Un effort sur le maintien en emploi des seniors

Seul un tiers des 60-64 ans étaient en emploi en France en 2021, selon les données d’Eurostat, le reste étant déjà à la retraite, au chômage (qu’ils soient inscrits ou non à Pôle emploi), en invalidité ou en arrêt maladie. Le gouvernement reconnaît donc que la réussite de sa réforme passe par le maintien dans l’emploi en fin de carrière.

Pour cela, il prévoit notamment de rendre plus attractif le cumul emploi-retraite. Le dispositif permettrait toujours de poursuivre une activité professionnelle et de cumuler les revenus de cette activité avec la pension de retraite, mais en renchérissant en plus le montant de la pension. L’exécutif veut aussi que l’accès à la retraite progressive soit facilité et ouvert aux fonctionnaires. Pour l’instant réservée aux salariés du privé, elle permet de réduire progressivement son activité professionnelle et de toucher une partie de sa retraite en plus de son salaire à temps partiel.

Enfin, le gouvernement compte créer un « index seniors » négocié dans chaque branche et publié par les entreprises de plus de 50 salariés, qui sera assorti de « sanctions » pour celles qui ne rempliraient pas cette obligation de publicité, a confirmé Olivier Dussopt au Parisien. Objectif : jouer « la transparence sur la place des seniors dans leurs effectifs » et inciter au changement des mentalités.

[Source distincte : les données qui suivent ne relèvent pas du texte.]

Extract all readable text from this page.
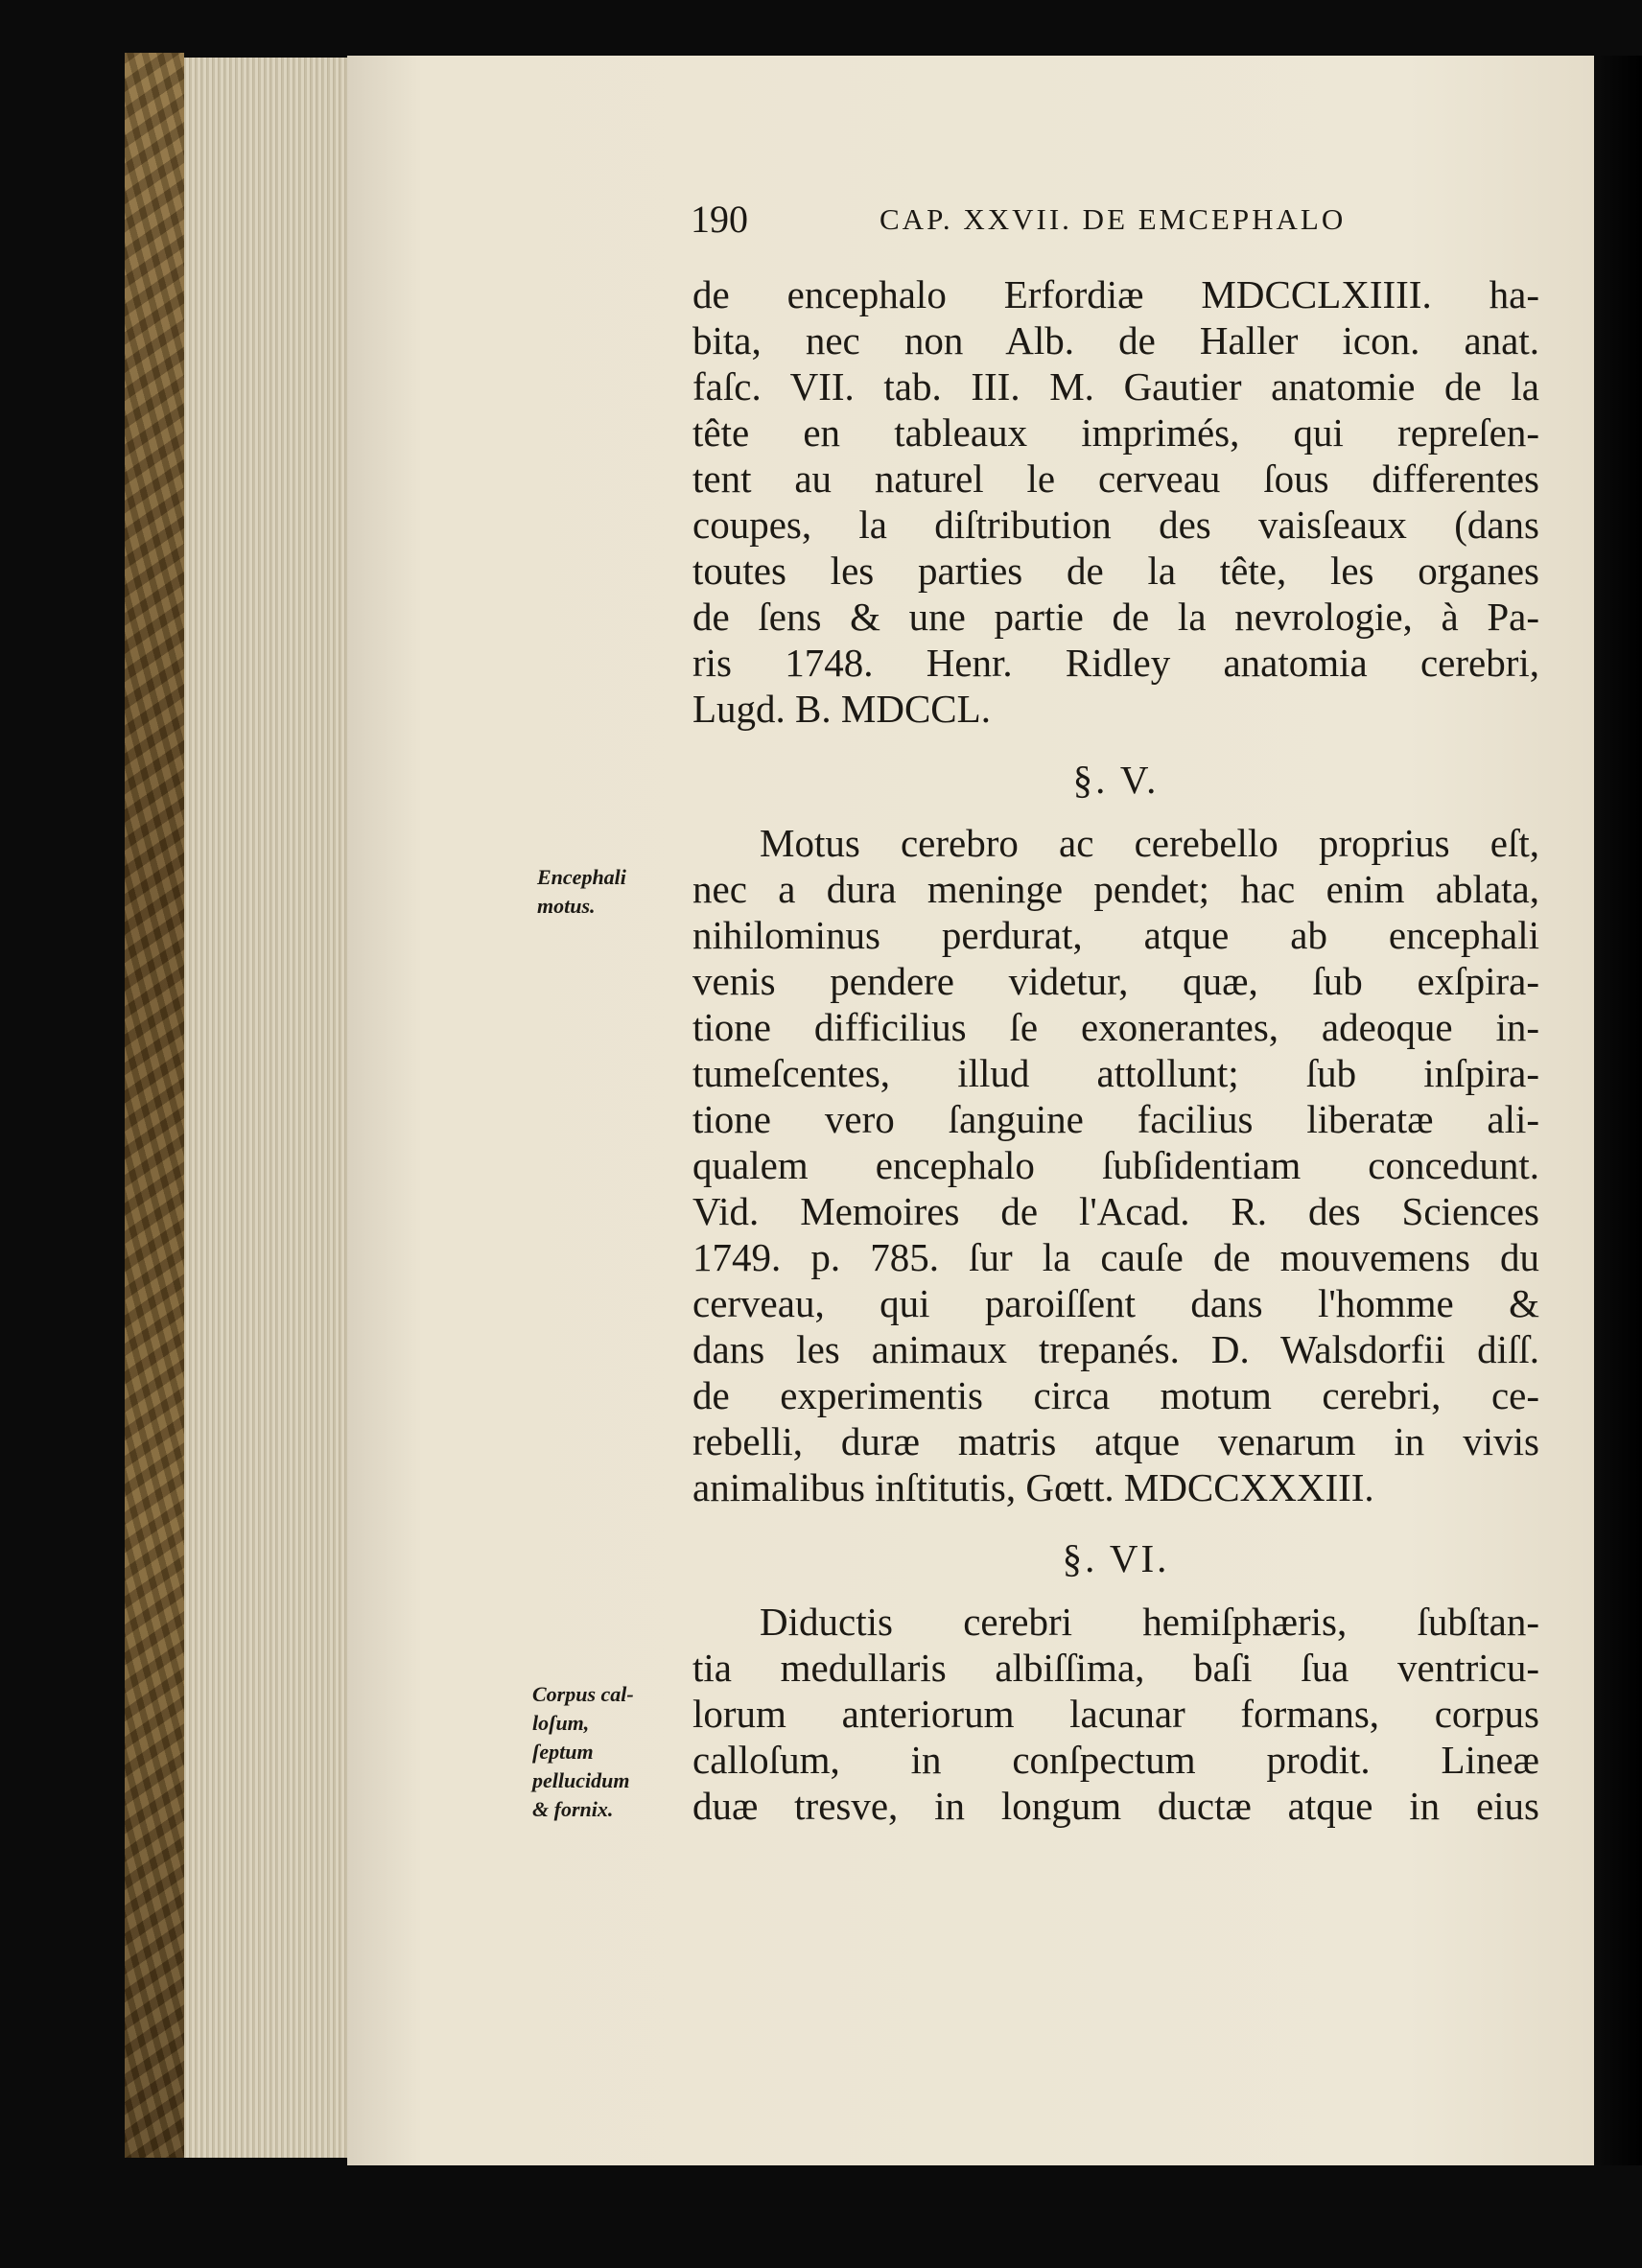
190	CAP. XXVII. DE EMCEPHALO
de encephalo Erfordiæ MDCCLXIIII. ha-
bita, nec non Alb. de Haller icon. anat.
faſc. VII. tab. III. M. Gautier anatomie de la
tête en tableaux imprimés, qui repreſen-
tent au naturel le cerveau ſous differentes
coupes, la diſtribution des vaisſeaux (dans
toutes les parties de la tête, les organes
de ſens & une partie de la nevrologie, à Pa-
ris 1748. Henr. Ridley anatomia cerebri,
Lugd. B. MDCCL.
§. V.
Motus cerebro ac cerebello proprius eſt,
nec a dura meninge pendet; hac enim ablata,
nihilominus perdurat, atque ab encephali
venis pendere videtur, quæ, ſub exſpira-
tione difficilius ſe exonerantes, adeoque in-
tumeſcentes, illud attollunt; ſub inſpira-
tione vero ſanguine facilius liberatæ ali-
qualem encephalo ſubſidentiam concedunt.
Vid. Memoires de l'Acad. R. des Sciences
1749. p. 785. ſur la cauſe de mouvemens du
cerveau, qui paroiſſent dans l'homme &
dans les animaux trepanés. D. Walsdorfii diſſ.
de experimentis circa motum cerebri, ce-
rebelli, duræ matris atque venarum in vivis
animalibus inſtitutis, Gœtt. MDCCXXXIII.
§. VI.
Diductis cerebri hemiſphæris, ſubſtan-
tia medullaris albiſſima, baſi ſua ventricu-
lorum anteriorum lacunar formans, corpus
calloſum, in conſpectum prodit. Lineæ
duæ tresve, in longum ductæ atque in eius
Encephali
motus.
Corpus cal-
loſum,
ſeptum
pellucidum
& fornix.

Les régimes spéciaux concernés

A la RATP comme chez les électriciens et gaziers, les régimes spéciaux seront fermés pour les nouveaux entrants, comme c’est déjà le cas à la SNCF, a promis le gouvernement. Et ces professions, de même que les cheminots et les fonctionnaires (y compris ceux de la « catégorie active », c’est-à-dire présentant un risque particulier ou des fatigues exceptionnelles), devront elles aussi partir deux ou trois ans plus tard qu’aujourd’hui. « Il y a un souhait de justice fortement posé par les Français. Et si on doit travailler un an, deux ans ou trois ans de plus, ça concernera toutes les catégories professionnelles », a justifié Elisabeth Borne dans Le Parisien.

La hausse de l’âge de départ pourrait cependant démarrer un peu plus tard dans ces régimes spéciaux, car la réforme Woerth de 2010 – qui l’a déjà relevé de deux ans – n’y sera pleinement effective qu’en 2024.